MALACHY O’Rourke may be a member of the Football Review committee himself but he acknowledges that it’s a case of ‘progress, not perfection’ as regards the new rules.
The low-scoring nature of his Tyrone team’s defeat in Mayo – 0-12 to 0-10 - was one disappointment, but he also accepted there were several other wrinkles to iron out.
O’Rourke feels there are many fouls being committed at midfield as players await long kick-outs, pointing to the treatment he perceived his captain Brian Kennedy receiving against Mayo: “There seems to be a lot of fouling going on out there before the ball ever comes at all.”
Another unintended consequence was exhibited when Mayo had wing-forward Conor Reid black-carded late in the first half.
The game was even stopped, wrongly, by referee Barry Cassidy when Tyrone appealed for a breach by their opponents, who only had two defenders back, not three – but that is allowed when a team has had a player sin-binned.
“Yeah, you could argue that [is unfair], said O’Rourke. “You were thinking that the black card would give us an advantage and it didn’t really.

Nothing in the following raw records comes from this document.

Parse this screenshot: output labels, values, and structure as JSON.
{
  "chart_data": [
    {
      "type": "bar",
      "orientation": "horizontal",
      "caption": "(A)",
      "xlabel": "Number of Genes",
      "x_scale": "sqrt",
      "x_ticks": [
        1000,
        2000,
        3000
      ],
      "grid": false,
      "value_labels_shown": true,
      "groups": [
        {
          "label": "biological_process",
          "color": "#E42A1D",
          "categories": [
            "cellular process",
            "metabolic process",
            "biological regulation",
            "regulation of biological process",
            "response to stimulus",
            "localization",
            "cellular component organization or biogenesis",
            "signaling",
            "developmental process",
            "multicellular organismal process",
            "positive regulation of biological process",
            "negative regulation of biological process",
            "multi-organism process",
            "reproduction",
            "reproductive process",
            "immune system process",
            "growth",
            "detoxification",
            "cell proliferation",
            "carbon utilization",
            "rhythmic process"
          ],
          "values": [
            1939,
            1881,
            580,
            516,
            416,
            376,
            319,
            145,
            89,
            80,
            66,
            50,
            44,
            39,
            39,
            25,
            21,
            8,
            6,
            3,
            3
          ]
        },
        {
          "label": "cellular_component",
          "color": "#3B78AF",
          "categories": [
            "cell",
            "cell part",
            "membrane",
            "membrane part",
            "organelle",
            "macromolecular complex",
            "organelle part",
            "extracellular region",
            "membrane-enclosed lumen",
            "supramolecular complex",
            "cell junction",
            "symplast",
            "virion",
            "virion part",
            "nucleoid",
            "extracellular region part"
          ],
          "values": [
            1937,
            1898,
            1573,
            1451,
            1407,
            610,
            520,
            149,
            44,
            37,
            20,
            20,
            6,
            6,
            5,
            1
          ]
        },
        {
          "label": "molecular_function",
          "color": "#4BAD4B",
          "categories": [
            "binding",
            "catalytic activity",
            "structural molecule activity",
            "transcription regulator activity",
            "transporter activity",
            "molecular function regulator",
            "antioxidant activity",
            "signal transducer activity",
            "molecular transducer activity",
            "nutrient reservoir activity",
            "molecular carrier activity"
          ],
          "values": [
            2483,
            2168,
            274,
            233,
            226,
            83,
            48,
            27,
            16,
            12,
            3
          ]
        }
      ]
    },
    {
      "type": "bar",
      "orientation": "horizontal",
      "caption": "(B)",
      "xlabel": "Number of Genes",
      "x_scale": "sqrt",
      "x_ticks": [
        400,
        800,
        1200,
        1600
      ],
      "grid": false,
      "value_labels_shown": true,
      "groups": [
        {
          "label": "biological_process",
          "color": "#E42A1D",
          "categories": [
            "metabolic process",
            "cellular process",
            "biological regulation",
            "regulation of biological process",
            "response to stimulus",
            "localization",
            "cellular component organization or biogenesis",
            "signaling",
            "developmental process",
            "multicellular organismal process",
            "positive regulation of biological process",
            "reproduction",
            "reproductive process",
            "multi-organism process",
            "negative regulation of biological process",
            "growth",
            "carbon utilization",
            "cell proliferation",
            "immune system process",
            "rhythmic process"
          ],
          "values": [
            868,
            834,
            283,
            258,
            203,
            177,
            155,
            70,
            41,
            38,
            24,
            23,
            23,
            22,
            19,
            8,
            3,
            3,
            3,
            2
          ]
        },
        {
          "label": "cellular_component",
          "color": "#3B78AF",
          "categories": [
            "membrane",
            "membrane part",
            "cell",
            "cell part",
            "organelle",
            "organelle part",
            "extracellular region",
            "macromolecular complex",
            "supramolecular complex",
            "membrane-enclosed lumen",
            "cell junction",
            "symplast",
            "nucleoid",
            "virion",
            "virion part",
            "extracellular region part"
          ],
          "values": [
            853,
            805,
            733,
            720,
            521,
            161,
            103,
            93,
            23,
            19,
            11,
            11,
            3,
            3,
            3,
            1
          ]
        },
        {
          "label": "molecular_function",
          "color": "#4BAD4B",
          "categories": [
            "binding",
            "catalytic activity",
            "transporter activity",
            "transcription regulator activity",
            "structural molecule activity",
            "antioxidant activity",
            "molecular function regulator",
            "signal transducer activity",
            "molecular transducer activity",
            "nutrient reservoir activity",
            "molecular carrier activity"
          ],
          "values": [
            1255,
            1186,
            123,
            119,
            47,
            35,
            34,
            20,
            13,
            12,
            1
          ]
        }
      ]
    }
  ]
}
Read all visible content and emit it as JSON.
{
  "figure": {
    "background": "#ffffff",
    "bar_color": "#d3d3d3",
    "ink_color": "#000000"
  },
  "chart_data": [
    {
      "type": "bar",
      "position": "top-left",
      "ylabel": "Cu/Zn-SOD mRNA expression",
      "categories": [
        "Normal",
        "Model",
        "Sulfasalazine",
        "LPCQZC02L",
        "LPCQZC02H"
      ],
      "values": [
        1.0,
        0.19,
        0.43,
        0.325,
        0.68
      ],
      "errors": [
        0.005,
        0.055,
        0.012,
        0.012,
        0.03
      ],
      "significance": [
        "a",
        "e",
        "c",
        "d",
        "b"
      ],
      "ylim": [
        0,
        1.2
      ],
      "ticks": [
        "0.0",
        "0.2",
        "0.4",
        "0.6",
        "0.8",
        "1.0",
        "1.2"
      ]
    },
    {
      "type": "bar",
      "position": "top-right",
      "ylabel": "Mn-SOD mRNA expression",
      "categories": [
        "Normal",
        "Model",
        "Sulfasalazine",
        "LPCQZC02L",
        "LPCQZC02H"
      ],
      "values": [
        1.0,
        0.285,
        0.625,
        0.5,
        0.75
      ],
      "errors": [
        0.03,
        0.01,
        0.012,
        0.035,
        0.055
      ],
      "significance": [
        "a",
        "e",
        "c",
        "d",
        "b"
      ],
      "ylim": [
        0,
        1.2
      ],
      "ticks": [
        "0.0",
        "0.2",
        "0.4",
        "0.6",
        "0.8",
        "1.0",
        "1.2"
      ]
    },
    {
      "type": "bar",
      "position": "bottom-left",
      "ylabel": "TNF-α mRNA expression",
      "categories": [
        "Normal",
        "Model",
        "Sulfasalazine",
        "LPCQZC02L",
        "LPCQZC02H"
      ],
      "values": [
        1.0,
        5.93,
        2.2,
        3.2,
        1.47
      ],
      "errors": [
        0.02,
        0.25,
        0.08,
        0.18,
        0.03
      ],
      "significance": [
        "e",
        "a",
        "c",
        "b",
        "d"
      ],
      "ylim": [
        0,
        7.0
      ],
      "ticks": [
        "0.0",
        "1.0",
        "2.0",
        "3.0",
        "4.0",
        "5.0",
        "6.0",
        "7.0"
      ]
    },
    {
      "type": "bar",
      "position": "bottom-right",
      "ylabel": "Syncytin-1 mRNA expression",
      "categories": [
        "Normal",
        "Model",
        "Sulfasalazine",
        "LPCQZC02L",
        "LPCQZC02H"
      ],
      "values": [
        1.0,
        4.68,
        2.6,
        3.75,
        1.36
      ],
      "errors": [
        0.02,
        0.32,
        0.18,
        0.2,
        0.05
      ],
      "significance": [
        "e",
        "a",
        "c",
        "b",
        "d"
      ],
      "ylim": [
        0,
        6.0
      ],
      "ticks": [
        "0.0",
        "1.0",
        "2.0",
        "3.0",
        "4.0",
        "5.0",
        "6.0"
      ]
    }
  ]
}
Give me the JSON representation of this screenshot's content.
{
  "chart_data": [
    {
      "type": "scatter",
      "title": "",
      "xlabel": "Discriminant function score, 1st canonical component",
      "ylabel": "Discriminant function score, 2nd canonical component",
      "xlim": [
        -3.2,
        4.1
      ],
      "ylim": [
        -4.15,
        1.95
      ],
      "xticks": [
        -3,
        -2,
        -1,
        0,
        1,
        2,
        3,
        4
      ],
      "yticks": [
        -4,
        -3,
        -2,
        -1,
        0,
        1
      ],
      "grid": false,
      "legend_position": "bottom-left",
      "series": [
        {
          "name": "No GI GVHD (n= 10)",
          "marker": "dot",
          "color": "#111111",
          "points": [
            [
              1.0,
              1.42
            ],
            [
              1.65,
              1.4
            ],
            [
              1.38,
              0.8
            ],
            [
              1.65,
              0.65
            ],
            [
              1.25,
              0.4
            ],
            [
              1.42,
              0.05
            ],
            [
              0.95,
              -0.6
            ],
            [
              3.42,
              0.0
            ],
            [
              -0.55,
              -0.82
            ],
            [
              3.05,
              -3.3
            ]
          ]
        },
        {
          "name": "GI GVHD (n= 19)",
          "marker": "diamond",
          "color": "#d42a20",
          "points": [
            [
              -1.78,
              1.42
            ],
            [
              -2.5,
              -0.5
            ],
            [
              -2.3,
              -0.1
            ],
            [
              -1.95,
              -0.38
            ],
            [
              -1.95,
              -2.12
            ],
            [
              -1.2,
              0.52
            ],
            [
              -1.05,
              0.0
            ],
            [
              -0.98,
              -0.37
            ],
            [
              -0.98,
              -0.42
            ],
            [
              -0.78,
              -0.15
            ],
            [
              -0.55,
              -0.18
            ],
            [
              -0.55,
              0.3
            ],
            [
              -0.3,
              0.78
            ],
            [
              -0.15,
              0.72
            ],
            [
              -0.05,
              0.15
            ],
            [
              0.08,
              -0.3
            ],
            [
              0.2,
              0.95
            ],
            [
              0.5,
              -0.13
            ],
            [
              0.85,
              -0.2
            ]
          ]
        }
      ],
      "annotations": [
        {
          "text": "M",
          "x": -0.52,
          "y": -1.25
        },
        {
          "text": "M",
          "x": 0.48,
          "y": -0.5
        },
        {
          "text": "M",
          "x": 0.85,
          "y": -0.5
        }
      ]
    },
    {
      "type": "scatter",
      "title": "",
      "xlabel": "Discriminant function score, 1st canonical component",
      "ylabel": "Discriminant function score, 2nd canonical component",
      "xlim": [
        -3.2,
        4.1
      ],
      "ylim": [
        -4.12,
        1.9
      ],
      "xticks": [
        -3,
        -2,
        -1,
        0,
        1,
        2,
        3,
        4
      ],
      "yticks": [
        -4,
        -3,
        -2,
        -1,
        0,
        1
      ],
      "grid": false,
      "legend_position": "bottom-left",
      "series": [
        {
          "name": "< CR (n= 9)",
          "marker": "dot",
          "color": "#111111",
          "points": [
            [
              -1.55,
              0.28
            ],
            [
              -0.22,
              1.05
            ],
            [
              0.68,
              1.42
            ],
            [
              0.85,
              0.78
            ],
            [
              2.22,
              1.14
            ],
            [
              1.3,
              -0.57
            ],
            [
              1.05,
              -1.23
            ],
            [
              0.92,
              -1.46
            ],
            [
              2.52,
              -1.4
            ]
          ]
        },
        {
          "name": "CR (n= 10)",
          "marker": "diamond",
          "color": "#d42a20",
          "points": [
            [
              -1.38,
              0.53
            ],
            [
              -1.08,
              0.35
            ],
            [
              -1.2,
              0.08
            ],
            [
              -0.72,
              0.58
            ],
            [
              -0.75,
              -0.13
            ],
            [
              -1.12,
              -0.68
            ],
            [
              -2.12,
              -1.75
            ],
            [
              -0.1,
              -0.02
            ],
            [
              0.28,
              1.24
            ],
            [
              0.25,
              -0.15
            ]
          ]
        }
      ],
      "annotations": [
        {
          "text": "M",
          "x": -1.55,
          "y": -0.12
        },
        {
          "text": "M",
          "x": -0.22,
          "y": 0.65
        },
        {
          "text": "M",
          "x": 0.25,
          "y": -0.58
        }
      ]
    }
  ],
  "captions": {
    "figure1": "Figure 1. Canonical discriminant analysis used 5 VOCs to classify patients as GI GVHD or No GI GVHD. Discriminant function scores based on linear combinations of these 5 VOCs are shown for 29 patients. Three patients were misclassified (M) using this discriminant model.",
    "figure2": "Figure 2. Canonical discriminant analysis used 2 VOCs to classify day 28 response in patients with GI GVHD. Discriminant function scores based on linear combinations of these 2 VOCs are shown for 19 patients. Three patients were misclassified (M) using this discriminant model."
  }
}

“There’s a number of different things that come up now and maybe they’re not working as was intended. But again, I keep going back to the same thing: I suppose you just have to give these things time.
“I think the referees are even trying to get used to the rules, so there is a lot of frustration. Nobody at times is sure what’s going on.”
“Hopefully, it will over the next few weeks become a bit clearer, but that is definitely one concern you’d have coming out of the game.”

Mayo manager Kevin McStay had sympathy for the referee in that instance, commenting: “The black card didn’t help it because people then forgot that you could go to two. I think Barry might have forgotten that at one moment as well. But in fairness, he stopped the play and talked it through, and we got the right decision, and I think we got caught once as well.
“But there’s nothing about the rules that are second nature. Like, we’ve all been reared doing things a certain way, for 40 years maybe. But these rules are well-intentioned, they’re working pretty well.”